There Are Four Ways To Reduce Inequality And All of Them Are Bad

What, if anything, can be done to stop the global concentration of wealth?

Review of The Great Leveler: Violence and the History of Inequality from the Stone Age to the Twenty-First Century. By Walter Scheidel. Princeton University Press. 504 pp. $35.

Inequality is great and growing, in the United States and elsewhere. Americans in the highest one tenth of one percent income bracket increased their share almost six times since 1970. The wealthiest 20 Americans own about as much as the bottom half of American households. And the richest one percent of households throughout the world have more than half of global private net wealth.

What, if anything, can – and should – be done to slow down, stop, or reverse the global concentration of wealth? In The Great Leveler, Walter Scheidel, a professor of Classics and History at Stanford University, draws on mountains of data to examine the social, economic and political forces that have been responsible for the growth of material inequality – and those that have reduced wealth.

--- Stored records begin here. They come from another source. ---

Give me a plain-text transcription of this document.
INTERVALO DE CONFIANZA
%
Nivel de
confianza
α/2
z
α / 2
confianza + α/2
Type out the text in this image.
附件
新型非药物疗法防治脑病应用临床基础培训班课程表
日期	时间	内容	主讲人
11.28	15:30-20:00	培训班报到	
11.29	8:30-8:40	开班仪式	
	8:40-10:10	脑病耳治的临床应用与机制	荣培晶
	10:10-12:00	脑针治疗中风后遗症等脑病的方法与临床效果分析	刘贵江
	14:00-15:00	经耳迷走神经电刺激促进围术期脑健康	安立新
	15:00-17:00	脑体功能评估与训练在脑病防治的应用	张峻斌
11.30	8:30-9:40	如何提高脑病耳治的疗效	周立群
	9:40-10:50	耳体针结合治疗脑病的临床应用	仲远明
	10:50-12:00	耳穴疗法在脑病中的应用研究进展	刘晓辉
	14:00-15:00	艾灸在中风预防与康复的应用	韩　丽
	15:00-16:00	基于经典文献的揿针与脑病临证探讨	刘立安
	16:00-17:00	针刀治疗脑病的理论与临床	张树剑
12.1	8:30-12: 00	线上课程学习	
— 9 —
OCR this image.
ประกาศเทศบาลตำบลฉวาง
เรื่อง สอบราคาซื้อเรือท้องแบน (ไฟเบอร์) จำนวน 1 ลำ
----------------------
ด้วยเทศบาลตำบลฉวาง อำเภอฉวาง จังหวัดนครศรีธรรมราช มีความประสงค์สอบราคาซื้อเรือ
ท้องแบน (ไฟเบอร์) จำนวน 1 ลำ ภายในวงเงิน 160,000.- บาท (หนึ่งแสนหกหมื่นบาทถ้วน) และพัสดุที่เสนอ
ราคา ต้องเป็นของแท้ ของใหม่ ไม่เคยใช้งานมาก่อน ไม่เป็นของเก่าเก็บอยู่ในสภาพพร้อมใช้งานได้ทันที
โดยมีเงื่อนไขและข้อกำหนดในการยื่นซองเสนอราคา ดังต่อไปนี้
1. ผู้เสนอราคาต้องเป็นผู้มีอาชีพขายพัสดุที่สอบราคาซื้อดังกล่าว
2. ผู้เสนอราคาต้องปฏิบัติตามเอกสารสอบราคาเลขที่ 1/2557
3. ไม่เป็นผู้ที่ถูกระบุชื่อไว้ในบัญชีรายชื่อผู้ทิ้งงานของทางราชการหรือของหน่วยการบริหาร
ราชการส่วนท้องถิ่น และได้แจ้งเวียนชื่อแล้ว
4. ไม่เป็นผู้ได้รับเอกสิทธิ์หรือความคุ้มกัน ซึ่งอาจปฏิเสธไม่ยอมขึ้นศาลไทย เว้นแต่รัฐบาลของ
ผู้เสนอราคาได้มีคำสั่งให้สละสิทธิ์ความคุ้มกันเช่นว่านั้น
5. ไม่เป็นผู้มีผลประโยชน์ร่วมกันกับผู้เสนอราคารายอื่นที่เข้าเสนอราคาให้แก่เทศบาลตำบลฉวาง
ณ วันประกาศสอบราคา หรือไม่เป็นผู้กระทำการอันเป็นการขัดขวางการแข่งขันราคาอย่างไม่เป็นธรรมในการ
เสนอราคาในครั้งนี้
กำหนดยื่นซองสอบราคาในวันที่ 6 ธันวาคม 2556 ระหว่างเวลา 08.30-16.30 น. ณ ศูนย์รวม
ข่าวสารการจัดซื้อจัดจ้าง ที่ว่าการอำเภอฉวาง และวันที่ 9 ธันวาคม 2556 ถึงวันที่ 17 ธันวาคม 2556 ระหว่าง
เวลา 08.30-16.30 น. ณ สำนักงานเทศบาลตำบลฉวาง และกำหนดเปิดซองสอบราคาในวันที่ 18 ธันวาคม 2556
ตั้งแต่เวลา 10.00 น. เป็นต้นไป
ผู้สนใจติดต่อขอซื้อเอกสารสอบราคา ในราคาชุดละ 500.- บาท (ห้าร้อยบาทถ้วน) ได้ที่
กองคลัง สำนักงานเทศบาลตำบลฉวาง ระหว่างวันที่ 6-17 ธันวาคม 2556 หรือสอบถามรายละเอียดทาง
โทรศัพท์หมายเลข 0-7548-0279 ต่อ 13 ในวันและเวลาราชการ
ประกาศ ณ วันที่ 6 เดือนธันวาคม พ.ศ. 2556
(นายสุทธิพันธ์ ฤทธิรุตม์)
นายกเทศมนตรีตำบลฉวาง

He acknowledges is often fascinating book “is unremittingly bleak.” The historical record from ancient times to the twenty-first century, Scheidel writes, shows that violent shocks – mass mobilization wars, transformative revolutions, failed states and catastrophic epidemics – were the most “effective” sources of leveling. When the impact from them subsided, Scheidel adds, inequality returned. What’s more, nonviolent mechanisms (i.e. economic policies) “commonly failed” to have a substantive and lasting impact on inequality.

Scheidel’s “Four Horsemen of Leveling” do, indeed, reduce inequality. All of them destroy wealth and kill off powerful people. Modern wars, which, unlike their predecessors, have the capacity to mobilize millions of people and billions of dollars in resources, Scheidel points out, increase the need for national consensus “that translates to political pressure for disproportionally heavy extraction of resources from the rich.” During World War I and World War II, for example, the conscription of citizens to do the fighting was followed by “the conscription of wealth,” in the form of progressive income, estate, and excess profits taxes. As mass mobilization wars weaken class distinctions and raise expectations, especially in democracies, of fairness, participation and inclusion, they also generate support for progressive social welfare policies, like the G.I. Bill in the United States and the 1942 Beveridge Report on social insurance in Great Britain. Scheidel also demonstrates that policies born of mass mobilization that compress material inequality not only affect vanquished as well as victorious nations, they often extend well beyond the cessation of hostilities.

As with World War I and World War II, however, the leveling brought about by the Russian and Chinese revolutions last only as long as repression constrains market forces. After the fall of the Soviet Union, Scheidel reveals, inequality “exploded” in the Russian Federation. In 2014, 111 billionaires held 20% of the nation’s total wealth. The same phenomenon is increasingly in evidence in post-Mao China.

Although Scheidel does not claim that nothing short of violence will contain inequality, he comes close. Evidence from the recent past, he indicates, reveals that major economic crises do not have a systemic leveling effect. Indeed, they tend to increase disparities in wealth. Democratization (via the introduction of universal suffrage) in the West did not make much difference. Neither does partisanship – i.e. control of the government by parties of the left, center or right. And Scheidel refutes the assertion of economics Nobel Laureate Simon Kuznets that economic development (via the shift from a pre-industrial to industrial civilization) will increase the political power of urban workers, resulting in higher wages, progressive taxation, controls on the return on capital, and less inequality. Kuznets himself, Scheidel notes, characterized his model as “perhaps 5 percent empirical information and 95 percent speculation, some of it possibly tainted by wishful thinking.” Alas, the “further investigation” Kuznets called for does not support his speculation.

And yet, almost in spite of himself, Scheidel acknowledges that peaceful policy reform can have an impact. The strength of labor unions, he writes, “is in fact negatively correlated with inequality.” Scheidel does not doubt that in much of Western Europe (especially Denmark, Finland, France, Germany, the Netherlands, Norway, and Sweden), social welfare policies and progressive taxation have offset high levels of market income equality. And Scheidel agrees that “investment in education, through its effect on wage differentials, may indeed serve as a viable mechanism of nonviolent leveling.”

That said, Scheidel seems intent on extinguishing any hope for reform: “Serious consideration of the means required to mobilize political majorities for implementing any of this advocacy is conspicuous by its absence.” And: “if history is anything to go by, peaceful policy reform may well prove unequal to the growing challenges ahead.”

You are left to wonder (and worry) why he wants to leave us with this message.